The discovery of novel groups or categories within diseases, organisms and biological processes and their organization into hierarchical relationships are important and recurrent pursuits in biology and medicine, which may help elucidate group-specific vulnerabilities and ultimately novel therapeutic interventions.
Now a new study introduces a novel computational methodology and an associated software tool called K2Taxonomer, which support the automated discovery and annotation of molecular classifications at multiple levels of resolution from high-throughput bulk and single cell 'omics' data.
The study includes a case study detailing the analysis of the transcriptome of breast tumor-infiltrating lymphocytes (white blood cells in the immune system, aka TILs) on a single-cell basis, which significantly expands upon previous findings and showcases the incorporation of the methods into an advanced in-silico (produced by computer modeling) analysis workflow.
Our study presents a comprehensive evaluation and extensive benchmarking of the method on simulated and real data, which convincingly shows its high accuracy, its superior performance when compared to other representative methods and its capability to (re)discover known nested molecular classification."
Eric Reed, PhD, Study First Author and Recent Graduate of Bioinformatics Program, Boston University School of Medicine
The researchers found that the K2Taxonomer-based analysis of single cell data from breast TILs characterized a transcriptional signature common to multiple immune T cell subsets. Importantly, the analysis found that activation of this signature is associated with better survival in breast cancer patients.

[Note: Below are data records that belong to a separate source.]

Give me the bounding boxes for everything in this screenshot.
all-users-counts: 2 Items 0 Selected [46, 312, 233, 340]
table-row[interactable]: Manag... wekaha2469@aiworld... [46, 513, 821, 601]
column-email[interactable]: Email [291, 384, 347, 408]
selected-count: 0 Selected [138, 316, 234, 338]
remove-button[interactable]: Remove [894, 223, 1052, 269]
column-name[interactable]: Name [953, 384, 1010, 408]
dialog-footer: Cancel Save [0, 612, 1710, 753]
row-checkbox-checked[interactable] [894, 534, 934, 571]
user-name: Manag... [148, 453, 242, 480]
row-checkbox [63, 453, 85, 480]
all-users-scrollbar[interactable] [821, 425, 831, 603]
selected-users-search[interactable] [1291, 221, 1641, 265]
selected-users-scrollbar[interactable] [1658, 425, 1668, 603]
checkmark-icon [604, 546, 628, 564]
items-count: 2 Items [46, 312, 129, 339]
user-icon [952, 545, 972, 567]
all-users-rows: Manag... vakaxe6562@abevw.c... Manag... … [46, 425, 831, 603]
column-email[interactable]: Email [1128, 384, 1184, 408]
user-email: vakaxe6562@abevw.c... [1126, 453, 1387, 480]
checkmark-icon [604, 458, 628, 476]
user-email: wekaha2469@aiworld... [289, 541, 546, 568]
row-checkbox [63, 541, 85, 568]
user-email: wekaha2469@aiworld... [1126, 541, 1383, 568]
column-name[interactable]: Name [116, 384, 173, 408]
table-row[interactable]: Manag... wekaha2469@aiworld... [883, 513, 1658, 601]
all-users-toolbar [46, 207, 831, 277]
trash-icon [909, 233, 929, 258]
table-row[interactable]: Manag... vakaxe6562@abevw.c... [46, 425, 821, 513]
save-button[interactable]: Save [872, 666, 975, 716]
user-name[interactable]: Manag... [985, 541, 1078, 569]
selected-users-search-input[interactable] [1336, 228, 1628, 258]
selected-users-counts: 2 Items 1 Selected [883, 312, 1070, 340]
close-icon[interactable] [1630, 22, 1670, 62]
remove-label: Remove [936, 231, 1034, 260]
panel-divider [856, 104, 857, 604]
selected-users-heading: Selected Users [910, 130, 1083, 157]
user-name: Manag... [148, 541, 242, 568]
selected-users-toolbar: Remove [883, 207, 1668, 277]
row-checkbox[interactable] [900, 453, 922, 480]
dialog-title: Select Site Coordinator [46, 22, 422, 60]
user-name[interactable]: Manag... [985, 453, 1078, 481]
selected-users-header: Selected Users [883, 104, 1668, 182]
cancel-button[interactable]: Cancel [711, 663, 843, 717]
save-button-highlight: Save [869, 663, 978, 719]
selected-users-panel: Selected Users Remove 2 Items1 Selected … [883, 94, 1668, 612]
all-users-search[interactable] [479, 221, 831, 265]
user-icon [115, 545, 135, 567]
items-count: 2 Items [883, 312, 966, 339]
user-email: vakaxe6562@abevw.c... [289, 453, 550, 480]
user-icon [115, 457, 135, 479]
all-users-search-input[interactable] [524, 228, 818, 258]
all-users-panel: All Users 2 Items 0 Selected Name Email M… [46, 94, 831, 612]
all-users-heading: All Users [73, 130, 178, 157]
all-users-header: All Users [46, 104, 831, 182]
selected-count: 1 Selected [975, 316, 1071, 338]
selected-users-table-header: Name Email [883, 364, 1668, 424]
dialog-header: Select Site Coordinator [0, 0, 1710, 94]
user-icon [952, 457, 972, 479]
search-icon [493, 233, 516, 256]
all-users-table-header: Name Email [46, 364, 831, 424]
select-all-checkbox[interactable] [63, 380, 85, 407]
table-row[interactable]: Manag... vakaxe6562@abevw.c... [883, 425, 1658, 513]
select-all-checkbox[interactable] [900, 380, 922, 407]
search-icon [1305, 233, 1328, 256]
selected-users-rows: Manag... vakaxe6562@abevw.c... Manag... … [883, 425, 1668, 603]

"Our study points to some of the features of what an effective cancer immune response would look like. Not only could this enable us to better predict how breast cancer patients will fare after diagnosis, but also reveal some specific immune programs that need to be enhanced to generate a (literally) killer immune response," added corresponding author Stefano Monti, PhD, associate professor of medicine at Boston University School of Medicine (BUSM).
According to Monti, the identification and characterization of different cell types within a tumor, its microenvironment and a deeper understanding of their cross-talk, are essential to better understanding mechanisms of cancer initiation, progression and sensitivity to intervention approaches. He says the newly developed methodology can be equally applied to the analysis of other components of a tumor, including different types of malignant cells, tumor stroma (supportive tissue) and cancer-associated adipocytes (a cell specialized for the storage of fat.)
Reed, E. R & Monti, (2021) Multi-resolution characterization of molecular taxonomies in bulk and single-cell transcriptomics data. Nucleic Acid Research. doi.org/10.1093/nar/gkab552.